The lost honesty of the Germans

From our People are People series.

I'm shocked at how dishonest this country has become.

The person who made this strong statement is German American, and we met at the grocery store.

We were in line, chatting, when the lady in front of us turned her attention from the checkout woman: "I have to ask now, are you American?"
After our affirmation, she finished paying with a few nice words in flawless German for the cashier, then waited until we were done.

We talked, first next to the spring time special hedge clippers for 5.99, then out in the parking lot. It turned out she lived some 150 miles from where we last lived in the States, and we actually had a number of common acquaintances.

This whole "global village" thing has become true, this was more proof.

We met up a few days later at their house a couple of miles away. The house was the reason for her visit. Rather problems with the house.

Born and raised for several years in communist East Germany, the lady had been taken to the West by her mother, fleeing a country that had imprisoned her grandfather in notorious Bautzen penitentiary and done other bad things to her family.

Married with children and living in the U.S. the family had kept their German "anchor house" through the decades, renting it out rather cheaply.

They had been hit by "rent nomads" who not only stopped paying rent after a year, making the owner go through a German eviction process (at best a 12 month affair) but caused flood damage and, to top it off, took the few valuable items left in the house.

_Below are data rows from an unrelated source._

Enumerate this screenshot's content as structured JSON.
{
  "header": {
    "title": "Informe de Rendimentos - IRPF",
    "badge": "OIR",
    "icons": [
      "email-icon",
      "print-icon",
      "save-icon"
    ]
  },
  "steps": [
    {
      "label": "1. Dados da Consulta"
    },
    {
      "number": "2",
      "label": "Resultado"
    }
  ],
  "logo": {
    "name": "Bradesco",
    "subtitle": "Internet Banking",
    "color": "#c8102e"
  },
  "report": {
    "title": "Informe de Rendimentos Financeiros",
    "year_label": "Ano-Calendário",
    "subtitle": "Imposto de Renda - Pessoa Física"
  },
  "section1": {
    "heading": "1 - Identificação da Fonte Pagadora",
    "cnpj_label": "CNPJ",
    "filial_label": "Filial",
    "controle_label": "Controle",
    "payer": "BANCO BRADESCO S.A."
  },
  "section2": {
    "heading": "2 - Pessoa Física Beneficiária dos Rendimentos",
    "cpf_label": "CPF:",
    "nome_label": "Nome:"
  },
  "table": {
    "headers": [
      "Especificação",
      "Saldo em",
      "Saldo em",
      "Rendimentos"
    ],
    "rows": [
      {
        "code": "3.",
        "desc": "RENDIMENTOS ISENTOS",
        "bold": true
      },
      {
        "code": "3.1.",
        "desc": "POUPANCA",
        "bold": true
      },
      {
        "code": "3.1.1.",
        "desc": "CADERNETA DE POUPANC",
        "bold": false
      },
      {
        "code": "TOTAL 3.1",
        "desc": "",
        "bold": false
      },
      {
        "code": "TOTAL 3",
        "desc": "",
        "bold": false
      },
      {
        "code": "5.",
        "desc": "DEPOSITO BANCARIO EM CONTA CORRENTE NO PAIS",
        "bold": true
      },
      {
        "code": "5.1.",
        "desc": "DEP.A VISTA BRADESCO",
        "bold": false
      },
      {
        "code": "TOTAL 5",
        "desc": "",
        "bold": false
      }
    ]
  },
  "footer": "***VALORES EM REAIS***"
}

The homeowner's insurance paid for the water damage, then cancelled the policy. The repair cost of 60 000 euros, or around 90 to 100 K dollars, was a sweetheart deal between the claims adjuster and local builders - that's the only possible way this payment came about. Who knows, maybe they shared some with the renters, too.

Tiling the floors of two rooms, putting in cheap wood paneling and replacing a couple of yards of burst water pipes near the gas furnace for 60 K is plain fraud.

That price should get you gold plated pipes.

These events were but one contribution to the statement at the beginning of the post. We'll save others for later.

She still loves Germany, is not as the fancy term of modern day assertive Germans is "anti-German".

It's an everybody fights for himself world, stingy, money grabbing without the American "easy come, easy go" or philanthropy, is how we summarize our conversations. Or, in her words, everyday pervasive dishonesty, unlike in her old Germany.

We don't know life in German cities well, but out here in the country, belonging to the tribe has historically been important. Which means, your family has been around for two centuries. Yet, there appears to be a regression to tribalism after the days of greater openness, so dismissing her impression would not quite do it justice.